Sir John Armitt says ODA’s focus on wind turbine to provide electricity for Olympic park was a mistake
The Olympic Delivery Authority fell well short of its target to generate a fifth of electricity on-site through renewables due to a fixation on installing a wind turbine on site, the head of the body has admitted.
Sir John Armitt, Olympic Delivery Authority (ODA) chairman, told Building that an original focus on installing a wind turbine on the site resulted in the ODA missing its original goal of generating 20% of the post-Games Olympic park energy requirements on site through renewables.

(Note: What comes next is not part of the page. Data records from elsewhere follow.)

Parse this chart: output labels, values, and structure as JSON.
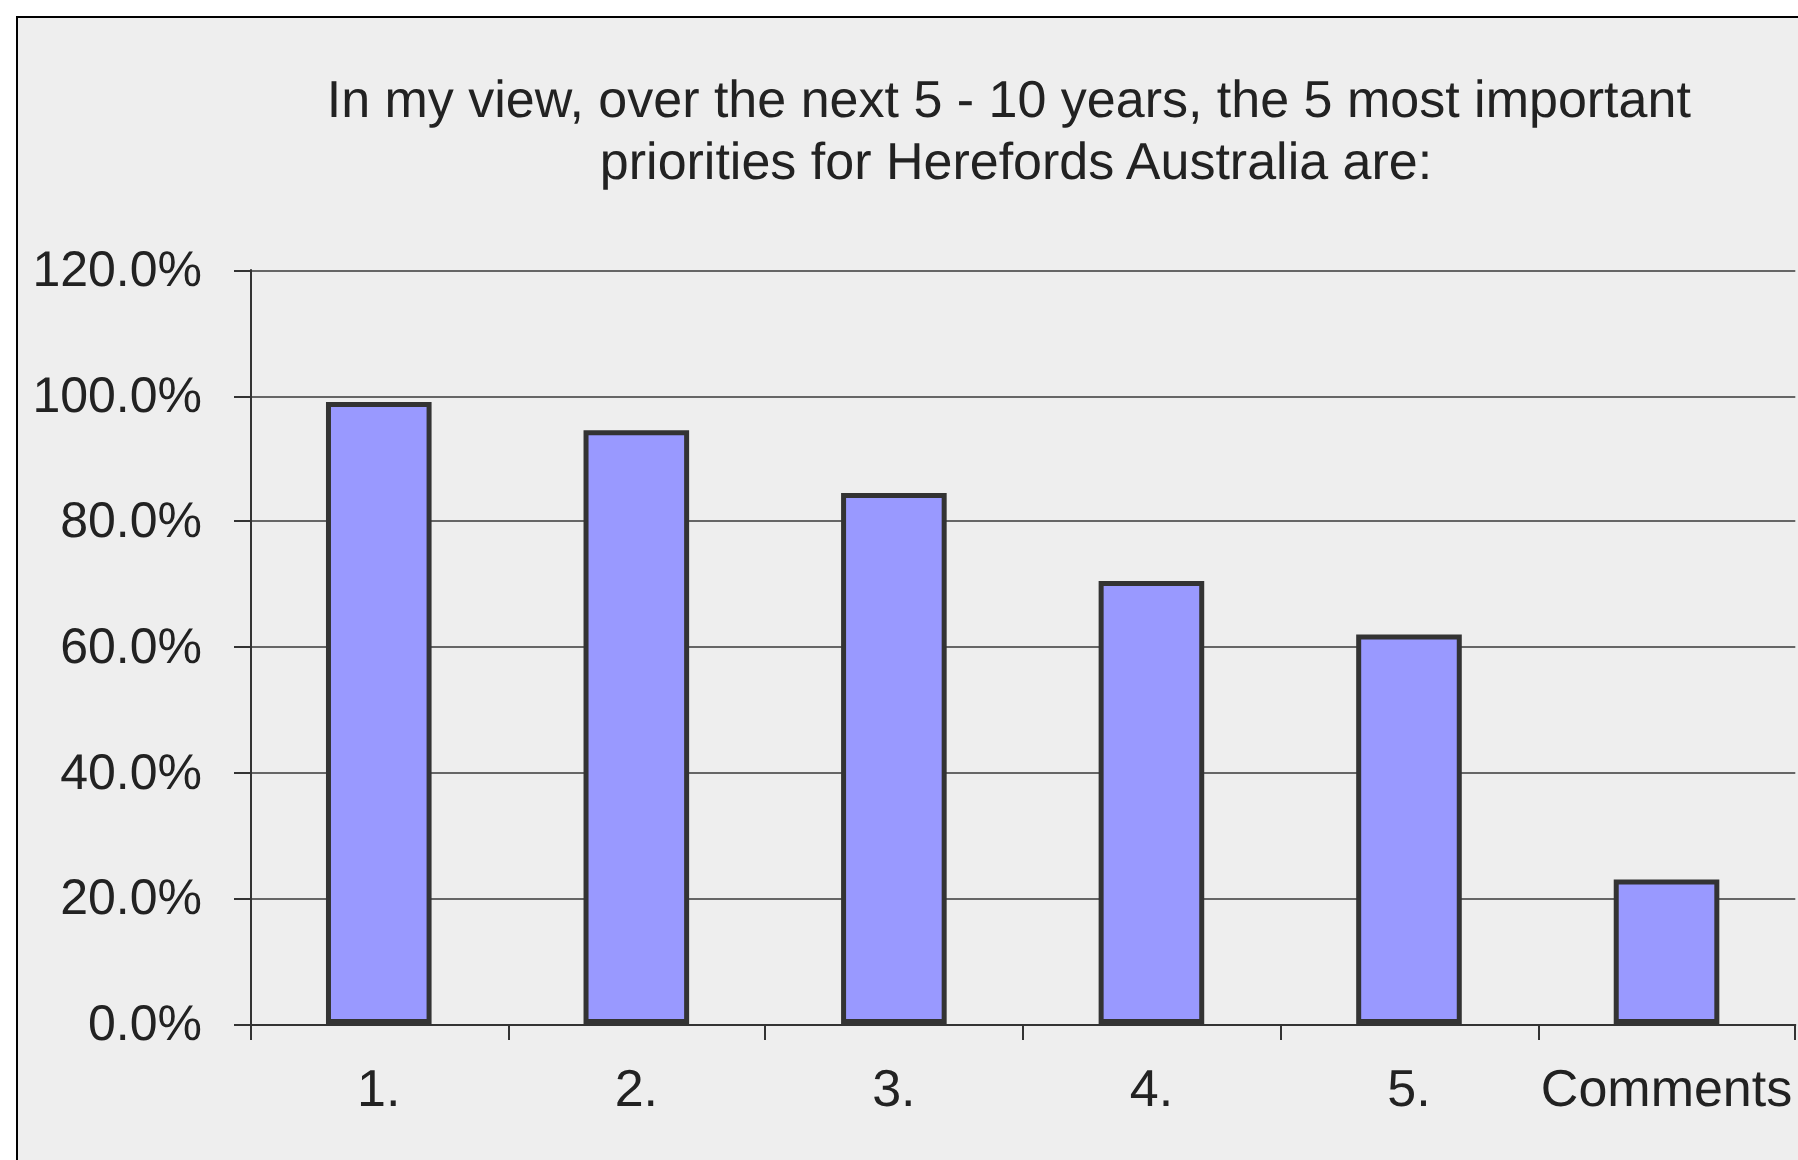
{
  "chart_data": {
    "type": "bar",
    "title": "In my view, over the next 5 - 10 years, the 5 most important priorities for Herefords Australia are:",
    "categories": [
      "1.",
      "2.",
      "3.",
      "4.",
      "5.",
      "Comments"
    ],
    "values": [
      99.0,
      94.5,
      84.5,
      70.5,
      62.0,
      23.0
    ],
    "color": "#9999ff",
    "ylim": [
      0,
      120
    ],
    "yticks": [
      {
        "value": 0,
        "label": "0.0%"
      },
      {
        "value": 20,
        "label": "20.0%"
      },
      {
        "value": 40,
        "label": "40.0%"
      },
      {
        "value": 60,
        "label": "60.0%"
      },
      {
        "value": 80,
        "label": "80.0%"
      },
      {
        "value": 100,
        "label": "100.0%"
      },
      {
        "value": 120,
        "label": "120.0%"
      }
    ],
    "grid": "y"
  }
}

I think we hung our hat too firmly on the idea of a wind turbine
Sir John Armitt, ODA
He said: “The initial percentage of electricity from renewables we hoped for was 20% and now that will be nearer 11%. I think we hung our hat too firmly on the idea of a wind turbine which would have contributed 7-8% of those targets and spent two years focusing on it only to admit defeat.
“Commercially the operators were just not interested. And my personal opinion is that you won’t see wind turbines in urban environments because there are too many constraints.”
The plan to install a wind turbine was dropped in June 2010 and in April 2011 the ODA admitted it would miss the 20% target. Instead, the organisation announced more than £1m investment in carbon reduction measures for local housing and schools across the four host boroughs that border the Olympic park.